Background and objectives: Functional outcomes after stroke are strongly related to focal injury measures. However, the role of global brain health is less clear. Here, we examined the impact of brain age, a measure of neurobiological aging derived from whole brain structural neuroimaging, on post-stroke outcomes, with a focus on sensorimotor performance. We hypothesized that more lesion damage would result in older brain age, which would in turn be associated with poorer outcomes. Related, we expected that brain age would mediate the relationship between lesion damage and outcomes. Finally, we hypothesized that structural brain resilience, which we define in the context of stroke as younger brain age given matched lesion damage, would differentiate people with good versus poor outcomes./ Methods: We conducted a cross-sectional observational study using a multi-site dataset of 3D brain structural MRIs and clinical measures from ENIGMA Stroke Recovery. Brain age was calculated from 77 neuroanatomical features using a ridge regression model trained and validated on 4,314 healthy controls. We performed a three-step mediation analysis with robust mixed-effects linear regression models to examine relationships between brain age, lesion damage, and stroke outcomes. We used propensity score matching and logistic regression to examine whether brain resilience predicts good versus poor outcomes in patients with matched lesion damage./ Results: We examined 963 patients across 38 cohorts.
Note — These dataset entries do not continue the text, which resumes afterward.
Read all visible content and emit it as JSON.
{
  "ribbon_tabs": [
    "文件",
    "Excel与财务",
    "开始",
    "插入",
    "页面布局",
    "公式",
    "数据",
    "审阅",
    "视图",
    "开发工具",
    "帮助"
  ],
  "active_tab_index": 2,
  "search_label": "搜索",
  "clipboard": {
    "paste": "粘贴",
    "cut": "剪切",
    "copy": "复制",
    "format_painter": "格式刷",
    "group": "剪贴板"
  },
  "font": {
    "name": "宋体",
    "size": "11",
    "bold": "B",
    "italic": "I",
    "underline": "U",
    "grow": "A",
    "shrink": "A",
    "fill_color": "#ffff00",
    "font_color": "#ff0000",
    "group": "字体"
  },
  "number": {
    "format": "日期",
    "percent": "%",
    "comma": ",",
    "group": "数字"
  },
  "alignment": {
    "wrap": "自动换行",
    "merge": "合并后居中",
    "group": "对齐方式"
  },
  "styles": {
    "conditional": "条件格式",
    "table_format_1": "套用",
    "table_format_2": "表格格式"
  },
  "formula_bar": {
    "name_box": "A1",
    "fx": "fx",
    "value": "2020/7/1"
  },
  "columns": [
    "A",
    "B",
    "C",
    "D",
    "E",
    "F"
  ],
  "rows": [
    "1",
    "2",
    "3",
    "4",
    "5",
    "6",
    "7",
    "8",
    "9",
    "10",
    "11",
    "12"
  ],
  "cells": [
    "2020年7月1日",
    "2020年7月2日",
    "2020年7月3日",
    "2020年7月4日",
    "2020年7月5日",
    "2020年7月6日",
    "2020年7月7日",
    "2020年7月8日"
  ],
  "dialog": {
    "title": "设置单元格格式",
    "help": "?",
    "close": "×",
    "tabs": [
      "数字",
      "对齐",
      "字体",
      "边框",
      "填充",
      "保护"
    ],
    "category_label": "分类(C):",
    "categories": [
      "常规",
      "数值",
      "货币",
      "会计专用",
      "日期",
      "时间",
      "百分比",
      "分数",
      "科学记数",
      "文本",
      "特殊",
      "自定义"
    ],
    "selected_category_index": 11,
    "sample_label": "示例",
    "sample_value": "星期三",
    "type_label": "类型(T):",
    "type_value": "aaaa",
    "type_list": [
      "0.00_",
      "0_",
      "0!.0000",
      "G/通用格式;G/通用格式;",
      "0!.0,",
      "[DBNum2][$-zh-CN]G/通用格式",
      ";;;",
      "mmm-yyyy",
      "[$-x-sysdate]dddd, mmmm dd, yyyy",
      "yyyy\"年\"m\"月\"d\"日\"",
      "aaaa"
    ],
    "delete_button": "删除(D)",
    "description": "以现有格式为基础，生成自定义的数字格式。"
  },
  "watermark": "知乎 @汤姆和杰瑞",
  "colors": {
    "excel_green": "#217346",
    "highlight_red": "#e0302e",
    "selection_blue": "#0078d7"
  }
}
Greater lesion damage was associated with older brain age (β=0.21; 95% CI 0.04,0.38, P=0.015), which in turn was associated with poorer outcomes, both in the sensorimotor domain (β=-0.28; 95% CI: -0.41,-0.15, P<0.001) and across multiple domains of function (β=-0.14; 95% CI: -0.22,-0.06, P<0.001). Brain age mediated 15% of the impact of lesion damage on sensorimotor performance (95% CI: 3%,58%, P=0.01). Greater brain resilience explained why people have better outcomes, given matched lesion damage (OR=1.04, 95% CI: 1.01,1.08, P=0.004)./ Conclusions: We provide evidence that younger brain age is associated with superior post-stroke outcomes and modifies the impact of focal damage. The inclusion of imaging-based assessments of brain age and brain resilience may improve the prediction of post-stroke outcomes compared to focal injury measures alone, opening new possibilities for potential therapeutic targets.